Axis Mutual Fund launched its first scheme in October 2009. Since then Axis Mutual Fund has see robust grown. The company attributes their success to their 3 founding principles - Long term wealth creation, outside in (customer) view and long term relationship. Axis MF aims to provide quality financial and investment solutions which help customers feel financially secure and confident of a brighter and prosperous future.
Replying to Sarika Kodag of IIFL, R. Sivakumar says, “The global environment is faced with the challenges of Brexit, China devaluation and European banking stress.”
Share your views on the debt capital market in India and your assessment for the year 2016-17?
With RBI having already delivered 150 bps of rate cuts, we believe we are close to the end of the rate cycle. The focus of the central bank has also shifted to provision of liquidity to ensure transmission of rates. The yield curve shows a large positive slope relative to the flat curve that existed 1 year ago. This steepness is presenting an opportunity in the 3-5 year corporate bond segment. While further policy rate cuts are likely limited, better transmission and changed liquidity stance, should lead to lower market rates over the next 12 months.
Comment on the current market situation and how Brexit will influence the Indian market going forward?
The global environment is faced with the challenges of Brexit, China devaluation and European banking stress. In this environment, we expect commodity prices to remain in check which will help keeping a lid on inflation. We do not believe FPI outflows to be a key risk for Indian bonds as the ownership by foreign investors is small. To the extent that global events have an impact, we expect this to be temporary and the markets will eventually react to domestic macro.

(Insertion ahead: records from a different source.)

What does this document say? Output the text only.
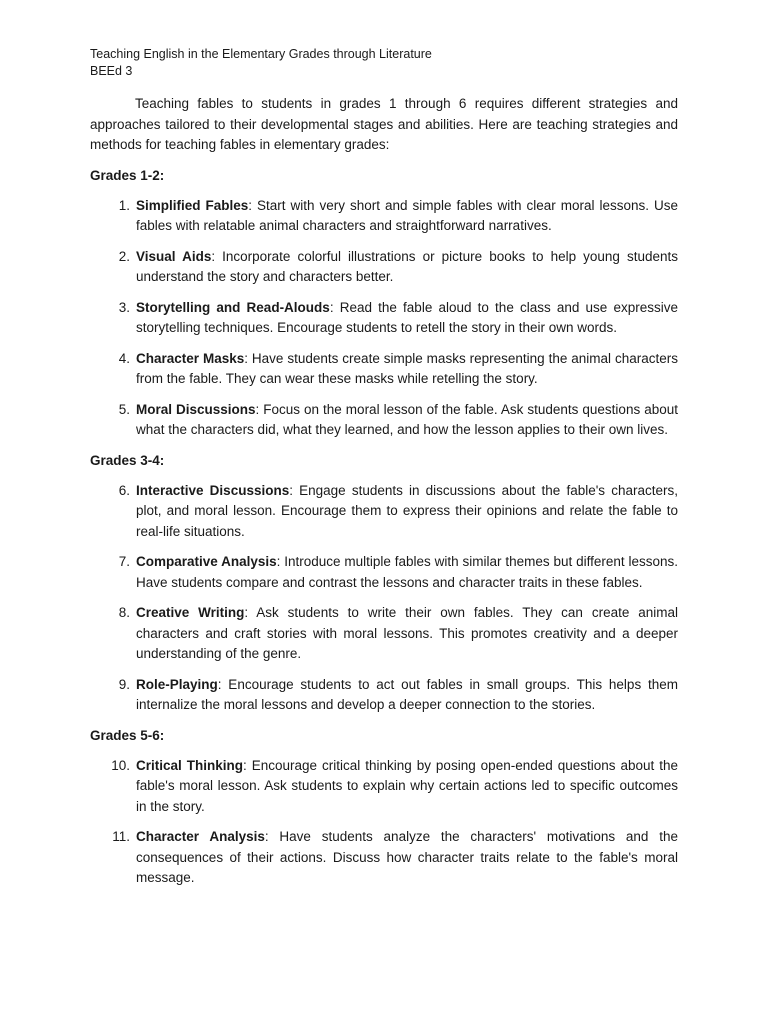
Teaching English in the Elementary Grades through Literature

BEEd 3

Teaching fables to students in grades 1 through 6 requires different strategies and approaches tailored to their developmental stages and abilities. Here are teaching strategies and methods for teaching fables in elementary grades:

Grades 1-2:

1. Simplified Fables: Start with very short and simple fables with clear moral lessons. Use fables with relatable animal characters and straightforward narratives.
2. Visual Aids: Incorporate colorful illustrations or picture books to help young students understand the story and characters better.
3. Storytelling and Read-Alouds: Read the fable aloud to the class and use expressive storytelling techniques. Encourage students to retell the story in their own words.
4. Character Masks: Have students create simple masks representing the animal characters from the fable. They can wear these masks while retelling the story.
5. Moral Discussions: Focus on the moral lesson of the fable. Ask students questions about what the characters did, what they learned, and how the lesson applies to their own lives.

Grades 3-4:

6. Interactive Discussions: Engage students in discussions about the fable's characters, plot, and moral lesson. Encourage them to express their opinions and relate the fable to real-life situations.
7. Comparative Analysis: Introduce multiple fables with similar themes but different lessons. Have students compare and contrast the lessons and character traits in these fables.
8. Creative Writing: Ask students to write their own fables. They can create animal characters and craft stories with moral lessons. This promotes creativity and a deeper understanding of the genre.
9. Role-Playing: Encourage students to act out fables in small groups. This helps them internalize the moral lessons and develop a deeper connection to the stories.

Grades 5-6:

10. Critical Thinking: Encourage critical thinking by posing open-ended questions about the fable's moral lesson. Ask students to explain why certain actions led to specific outcomes in the story.
11. Character Analysis: Have students analyze the characters' motivations and the consequences of their actions. Discuss how character traits relate to the fable's moral message.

What is your outlook on interest rates? How will they affect returns of debt funds over the next one year?
The key development with respect to rates in India has been the amendment to the RBI Act mandating CPI inflation as the key indicator for RBI. Thus, we believe that the Reserve Bank will maintain policy with a view to keeping inflation in the range of 4% +/- 2%. In practice, as inflation remains above 5%, the space available for rate cuts is reducing. We believe that RBI may yet be able to deliver 25-50 bps rate cuts in the current environment. The RBI has therefore shifted away from rate cuts to focusing on transmission of rates through addition of liquidity to the markets. This liquidity addition is expected to benefit the short end of the yield curve. Thus we believe that short term bonds and money market instruments are best placed to take advantage of RBI actions.
Which segment of the debt market looks attractive with a twelve-month horizon?
As mentioned earlier, the steepness in the yield curve is presenting an opportunity in the 3-5 year corporate bond segment.
According to you, what should be asset allocation when it comes to debt funds? What kind of a combination do you keep in your debt portfolio?
Asset allocation has to be decided by each investor based on their risk profile and investment objectives. Having said that, debt funds should form a core part of most asset allocation portfolios. Depending on investor objectives, investors can select between short term funds, income funds and dynamic bond funds.
What is your strategy for both short-term and long-term bond funds?
With the RBI having already delivered 150 bps of rate cuts, we believe we are close to the end of the rate cycle. The focus of the central bank has also shifted to provision of liquidity to ensure transmission of rates. In this environment, we expect the money and short term curve to outperform relative to long bonds. As such, we have been reducing the duration in our fixed income schemes. At the same time, we are maintaining high credit quality across our portfolios. The economic cycle is showing early signs of recovery, but the financials of some companies remain weak - especially in stressed sectors such as steel or real estate.
What risk mitigation strategies have you adopted to shield your portfolio?
The key risks when it comes to fixed income are volatility, credit and liquidity. Volatility can be contained by keeping a strict watch on portfolio duration. Credit risk is not well understood and lower rated bonds appear to be less risky as they are infrequently traded (hence they appear to be less volatile). At Axis Mutual Fund, we are very watchful about credit risk - firstly by maintaining a high proportion towards high quality assets (including government bonds and money market instruments) and secondly by ensuring adequate diversification in the non-AAA names. Liquidity in Indian markets is correlated with credit risk. That is to say high quality bonds are also typically the most liquid. By maintaining a high allocation towards government securities, money market instruments and AAA rated bonds, we ensure liquidity of the portfolio.
Among the various debt funds of different tenures, which ones are more popular with retail investors?
Debt funds are still not so well entrenched with retail investors. Informed investors or those investors that work with financial advisors typically make allocations to debt funds. Over the last few years, we have seen investor preference shifting from close-ended FMPs to open-ended products - especially in the short term space.
What is your advice to retail investors on investing in debt funds?
Investors should understand the risk-reward relationship when investing in any fund. Investors with the ability to take short term volatility and having a longer holding period should consider dynamic/income funds. While those seeking low volatility should consider ultra-short or short term funds. It is also tempting to invest in funds having the highest yields in their portfolios. But just as corporate FDs offer higher yields than bank FDs because of the higher credit risk, funds having higher yields also tend to have higher credit exposures. This should be kept in mind while choosing allocation across low and high risk products.